Patch-Level Training for Large Language Models (2407.12665v2)

Abstract: As LLMs achieve remarkable progress in language understanding and generation, their training efficiency has become a critical concern. Traditionally, LLMs are trained to predict the next token in a sequence. Despite the success of token-level training, it suffers from considerable computational costs due to the need to process an extensive number of tokens. To mitigate this issue, this paper introduces patch-level training for LLMs, which reduces the sequence length by compressing multiple tokens into a single patch. During patch-level training, we feed the LLM shorter sequences of patches and train it to predict the next patch, thereby processing the majority of the training data at a significantly reduced computational cost. Following this, the model continues token-level training on the remaining training data to align with the inference mode. Experiments on a diverse range of models (370M-2.7B parameters) demonstrate that patch-level training can reduce overall computational costs to 0.5$\times$, without compromising the model performance compared to token-level training. Source code: \url{https://github.com/shaochenze/PatchTrain}.

Patch-Level Training for LLMs: An Efficient Approach

The paper Patch-Level Training for LLMs by Chenze Shao et al. tackles a critical concern in the field of LLMs - the computational cost of training. This paper presents an innovative training strategy termed "patch-level training," aimed at enhancing training efficiency without compromising model performance. The core idea revolves around compressing multiple tokens into patches for initial training, significantly reducing computational loads by processing shorter sequences.

Methodology

Patch-Level Training Mechanism

The conventional token-level training of LLMs requires each token to be processed individually, leading to considerable computational expenses due to the extensive token sequences involved. Shao et al. propose an alternative training paradigm where sequences of tokens are compressed into patches. This patch-level training involves constructing shorter sequences of patches and training the model to predict the subsequent patch.

This training method is divided into two stages:

1. Patch-Level Training: The model is fed shorter sequences of patches, compressing groups of $K$ tokens into single patches, and it learns to predict the next patch.
2. Token-Level Training: Subsequently, a smaller subset of data is used to continue with token-level training. This step aligns with the model's inference mode, refining the parameters initialized during the patch-level training to adapt to token-level inputs.

The trained parameters from the patch-level model (PLM) are harnessed to initialize the token-level model (TLM), ensuring a seamless knowledge transfer.

Experimental Validation

Training Efficiency

The substantial reduction in computational requirements through patch-level training is illustrated with LLMs of varying sizes (ranging from 370M to 2.7B parameters). By setting the patch size $K=4$ and using this method on $\lambda=2/3$ of the training data, the paper demonstrates that the computational cost can be halved without any significant detriment to performance. Empirically, this approach maintained comparable perplexity scores and even enhanced model performance on zero-shot NLP benchmarks.

Performance Across Different Settings

The experiments underscore that patch-level training manifests favorable scaling properties, particularly when ample training data is available. Notably, the performance benefits from an increase in data size more swiftly than traditional token-level training. However, the model performance gain due to an increase in model size was relatively modest in comparison.

Detailed Analysis

Hyperparameters: Patch Size and Data Fraction

1. Patch Size ($K$): The findings suggest that a patch size of $K=4$ achieves a balance between efficiency and performance. Larger patch sizes (e.g., $K=16$) exhibit slight performance degradation, possibly due to the increased challenge in transferring knowledge to the token-level model.
2. Data Fraction ($\lambda$): The hyperparameter $\lambda$ determines the proportion of patch-level to token-level training data. An optimal $\lambda$ of around 2/3 was identified under fixed computational budgets, providing a beneficial trade-off between training cost and model performance.

Neuron Activation Perspective

To elucidate why patch-level training yields better learning efficiency, the paper presents an analysis of neuron activation.

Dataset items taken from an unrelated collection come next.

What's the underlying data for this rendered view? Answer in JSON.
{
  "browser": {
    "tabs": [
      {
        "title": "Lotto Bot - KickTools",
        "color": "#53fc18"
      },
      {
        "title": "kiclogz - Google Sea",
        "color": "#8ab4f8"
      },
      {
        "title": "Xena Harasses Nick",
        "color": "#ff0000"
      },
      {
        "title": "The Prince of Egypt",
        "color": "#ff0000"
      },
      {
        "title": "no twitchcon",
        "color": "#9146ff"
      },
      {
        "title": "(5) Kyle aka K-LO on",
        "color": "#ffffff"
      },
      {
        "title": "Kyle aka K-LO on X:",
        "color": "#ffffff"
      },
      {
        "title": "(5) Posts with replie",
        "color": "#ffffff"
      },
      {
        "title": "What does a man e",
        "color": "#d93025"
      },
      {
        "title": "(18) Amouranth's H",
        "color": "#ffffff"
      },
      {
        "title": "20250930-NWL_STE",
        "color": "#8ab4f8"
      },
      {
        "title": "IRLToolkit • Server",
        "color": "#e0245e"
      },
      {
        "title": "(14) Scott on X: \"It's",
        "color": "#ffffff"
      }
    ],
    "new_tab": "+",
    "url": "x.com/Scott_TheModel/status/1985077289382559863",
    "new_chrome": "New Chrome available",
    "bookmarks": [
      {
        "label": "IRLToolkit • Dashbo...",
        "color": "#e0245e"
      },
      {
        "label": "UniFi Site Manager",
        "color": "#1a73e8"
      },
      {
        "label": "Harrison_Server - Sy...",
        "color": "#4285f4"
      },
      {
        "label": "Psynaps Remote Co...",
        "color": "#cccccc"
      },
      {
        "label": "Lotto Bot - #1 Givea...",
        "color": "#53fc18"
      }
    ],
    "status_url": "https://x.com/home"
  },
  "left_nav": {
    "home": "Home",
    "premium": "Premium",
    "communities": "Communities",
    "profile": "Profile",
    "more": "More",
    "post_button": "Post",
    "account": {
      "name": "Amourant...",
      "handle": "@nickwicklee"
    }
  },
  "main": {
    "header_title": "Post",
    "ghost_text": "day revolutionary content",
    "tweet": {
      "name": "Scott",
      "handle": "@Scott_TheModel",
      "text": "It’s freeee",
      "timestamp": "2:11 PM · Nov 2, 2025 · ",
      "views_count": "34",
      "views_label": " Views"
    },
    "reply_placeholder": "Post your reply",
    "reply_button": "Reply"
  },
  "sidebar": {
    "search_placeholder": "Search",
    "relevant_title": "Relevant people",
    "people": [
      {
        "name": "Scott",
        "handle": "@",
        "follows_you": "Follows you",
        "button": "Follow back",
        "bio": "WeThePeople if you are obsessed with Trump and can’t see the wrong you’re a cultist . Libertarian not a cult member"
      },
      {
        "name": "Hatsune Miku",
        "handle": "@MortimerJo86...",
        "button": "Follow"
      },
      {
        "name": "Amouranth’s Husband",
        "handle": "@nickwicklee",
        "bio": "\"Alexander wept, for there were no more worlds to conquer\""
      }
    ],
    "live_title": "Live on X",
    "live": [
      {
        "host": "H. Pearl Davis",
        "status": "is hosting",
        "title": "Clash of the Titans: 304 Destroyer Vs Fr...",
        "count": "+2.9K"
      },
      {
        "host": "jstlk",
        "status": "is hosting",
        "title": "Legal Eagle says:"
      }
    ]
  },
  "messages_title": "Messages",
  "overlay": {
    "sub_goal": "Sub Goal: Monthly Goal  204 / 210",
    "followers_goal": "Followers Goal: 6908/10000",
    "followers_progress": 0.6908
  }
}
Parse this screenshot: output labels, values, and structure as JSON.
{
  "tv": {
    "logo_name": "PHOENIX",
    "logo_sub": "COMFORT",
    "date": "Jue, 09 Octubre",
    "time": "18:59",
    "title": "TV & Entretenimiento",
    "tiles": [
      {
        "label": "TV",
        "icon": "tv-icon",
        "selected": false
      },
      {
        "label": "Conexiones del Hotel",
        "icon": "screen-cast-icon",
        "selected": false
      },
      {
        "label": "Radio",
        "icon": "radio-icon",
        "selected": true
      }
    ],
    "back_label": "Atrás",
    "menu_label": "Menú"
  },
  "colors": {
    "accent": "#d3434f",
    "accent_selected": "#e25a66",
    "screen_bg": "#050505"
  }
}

Training with patches leads to increased neuron activation rates, particularly in earlier transformer layers, indicating a denser and potentially more effective utilization of model parameters during the knowledge acquisition phase.

Implications and Future Directions

Patch-level training heralds a significant advancement in the efficiency of training large-scale LLMs. Practically, this approach can halve training costs without sacrificing model accuracy or performance, thereby making LLM development more accessible and sustainable. Theoretically, it opens avenues to explore neuron activation patterns and their impacts on efficient learning.

Future research could focus on validating the scalability of patch-level training with model and dataset sizes akin to state-of-the-art LLMs. Understanding the empirical scaling laws that incorporate varying $K$ and $\lambda$ values could further optimize training costs. Additionally, investigating the applicability of patch-level training to other domains, such as image or speech processing, would expand the horizons of this method's utility.

In conclusion, the paper by Shao et al. presents a substantial contribution to efficient LLM training methodologies. By innovatively restructuring the training process with patch-level sequences, they achieve a balance of reduced computational burdens and maintained model performance, laying the groundwork for future efficiency-focused advancements in machine learning.